Lee is right to argue that the correction is healthy. It reduces speculation ahead of upcoming earnings reports from the AI sector and provides an opportunity for investors to reassess their positions. The S&P 500’s 2% dip from its recent high and the Nasdaq’s 6% slide look like speed bumps compared to the Kospi’s 27% crash.
The bond market, however, is telling a different story. Investors are showing signs of waning enthusiasm for the AI boom, with hyperscalers’ cover ratio plummeting from nearly 5x in February 2026 to below 2x in July. This suggests that investors may need wider spreads to absorb additional hyperscaler supply.
The dollar bond market has become saturated, forcing tech giants to issue debt in other currencies. As a result, issuers will likely have to provide more attractive terms, increasing their borrowing costs. The Treasury Department’s flood of debt is also putting pressure on the AI-related debt market.
Hyperscalers are facing widening spreads due to investors trying to rationally price in an accelerating pace of issuance. However, this rationality is short-lived as investors adapt to changing market conditions.
A Cautionary Tale
The Korean stock boom’s collapse serves as a warning for investors. The rapid rise and fall of SK Hynix and Samsung’s shares was fueled by leveraged ETFs and frenzied demand. When the correction came, it was brutal, with 1.2 million brokerage accounts facing margin calls.

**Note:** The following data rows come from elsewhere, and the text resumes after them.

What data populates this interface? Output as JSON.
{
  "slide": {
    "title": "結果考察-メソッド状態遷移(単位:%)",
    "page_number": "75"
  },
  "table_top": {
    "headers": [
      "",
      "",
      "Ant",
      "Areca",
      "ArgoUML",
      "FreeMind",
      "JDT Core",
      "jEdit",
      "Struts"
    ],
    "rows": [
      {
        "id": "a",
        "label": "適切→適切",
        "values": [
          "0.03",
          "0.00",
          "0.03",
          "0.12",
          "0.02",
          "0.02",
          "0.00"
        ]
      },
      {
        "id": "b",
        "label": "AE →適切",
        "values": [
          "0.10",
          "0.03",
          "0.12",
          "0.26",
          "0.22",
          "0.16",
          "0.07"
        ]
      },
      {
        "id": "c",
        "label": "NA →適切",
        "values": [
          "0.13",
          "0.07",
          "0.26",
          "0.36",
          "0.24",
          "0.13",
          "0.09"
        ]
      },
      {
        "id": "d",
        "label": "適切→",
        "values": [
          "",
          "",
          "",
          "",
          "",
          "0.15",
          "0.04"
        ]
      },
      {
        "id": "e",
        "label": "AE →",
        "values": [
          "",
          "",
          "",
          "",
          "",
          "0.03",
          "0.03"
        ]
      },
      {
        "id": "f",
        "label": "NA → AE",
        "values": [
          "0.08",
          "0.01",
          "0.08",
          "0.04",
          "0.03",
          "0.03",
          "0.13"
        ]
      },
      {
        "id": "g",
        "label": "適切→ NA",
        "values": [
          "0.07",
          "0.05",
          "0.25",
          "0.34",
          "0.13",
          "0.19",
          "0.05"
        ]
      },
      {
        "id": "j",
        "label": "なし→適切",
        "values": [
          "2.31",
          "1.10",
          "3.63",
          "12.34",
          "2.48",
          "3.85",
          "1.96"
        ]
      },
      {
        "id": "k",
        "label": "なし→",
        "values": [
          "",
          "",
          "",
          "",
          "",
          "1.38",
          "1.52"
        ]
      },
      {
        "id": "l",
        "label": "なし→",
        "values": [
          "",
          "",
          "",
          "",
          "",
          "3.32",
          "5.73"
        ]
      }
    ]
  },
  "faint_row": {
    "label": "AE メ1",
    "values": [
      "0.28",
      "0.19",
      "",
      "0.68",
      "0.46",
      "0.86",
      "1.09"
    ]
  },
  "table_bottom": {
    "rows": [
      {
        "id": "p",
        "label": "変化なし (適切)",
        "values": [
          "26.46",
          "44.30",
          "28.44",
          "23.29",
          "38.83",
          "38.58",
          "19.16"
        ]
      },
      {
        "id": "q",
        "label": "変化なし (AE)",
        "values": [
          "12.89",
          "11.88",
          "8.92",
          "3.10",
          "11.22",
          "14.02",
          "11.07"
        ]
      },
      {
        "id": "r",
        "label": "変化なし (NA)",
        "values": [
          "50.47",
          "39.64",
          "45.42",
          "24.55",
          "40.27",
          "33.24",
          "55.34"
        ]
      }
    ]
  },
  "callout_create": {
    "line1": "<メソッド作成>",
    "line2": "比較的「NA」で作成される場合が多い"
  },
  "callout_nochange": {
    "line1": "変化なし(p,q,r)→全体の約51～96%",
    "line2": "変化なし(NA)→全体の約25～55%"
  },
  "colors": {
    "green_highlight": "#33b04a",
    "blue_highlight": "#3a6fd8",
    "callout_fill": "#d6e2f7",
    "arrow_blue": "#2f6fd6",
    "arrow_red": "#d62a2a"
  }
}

Similar patterns have played out in other markets, from the dot-com bubble to the housing market crash. The current AI trade has many of the same characteristics: hype, speculation, and a willingness to take on debt.
What’s Next?
The correction may be healthy, but it’s also a warning sign for investors. As the federal deficit continues to deepen and is on track to hit $2 trillion this fiscal year, the pressure on the AI-related debt market will only intensify. Investors will need to adapt quickly to changing market conditions.
The AI trade is not over yet, but its momentum has been checked. The question now is whether investors can separate the signal from the noise and make rational decisions in an increasingly complex market. One thing is certain: the correction may be a blessing in disguise for those who are willing to take a step back and reassess their positions.
The AI bubble pops, for now. But will it stay popped? Only time will tell.
Reader Views
- CMColumnist M. Reid · opinion columnist
The AI market correction is just what investors needed: a cold dose of reality. But let's not forget that this bubble was fueled by reckless speculation and lax underwriting standards in leveraged ETFs. The bond market's telling signal – hyperscalers' shrinking cover ratios – suggests investors are growing wary, but the rebound will likely be short-lived unless fundamental reforms are implemented to prevent the next speculative frenzy.
- RJReporter J. Avery · staff reporter
While Tom Lee's optimism about the AI sector's long-term prospects is warranted, investors shouldn't gloss over the stark reality: this correction was a direct result of overheated speculation fueled by leveraged ETFs and margin debt. The AI bubble was bound to pop, given its reliance on unsustainable spending plans and unwavering faith in AI-driven growth. What's missing from the conversation is the impact on smaller players that can't absorb another downturn, potentially leading to widespread consolidation or even bankruptcies.
- ADAnalyst D. Park · policy analyst
The AI bubble may have burst, but its remnants are still very much alive in the bond market. The hyperscalers' dwindling cover ratios indicate that investors are growing increasingly skittish about lending to these companies, even as Lee remains optimistic about their long-term prospects. This divergence between equities and fixed income suggests that while some investors may be betting on a rebound, others are already pricing in the risks of these firms' unsustainable spending plans.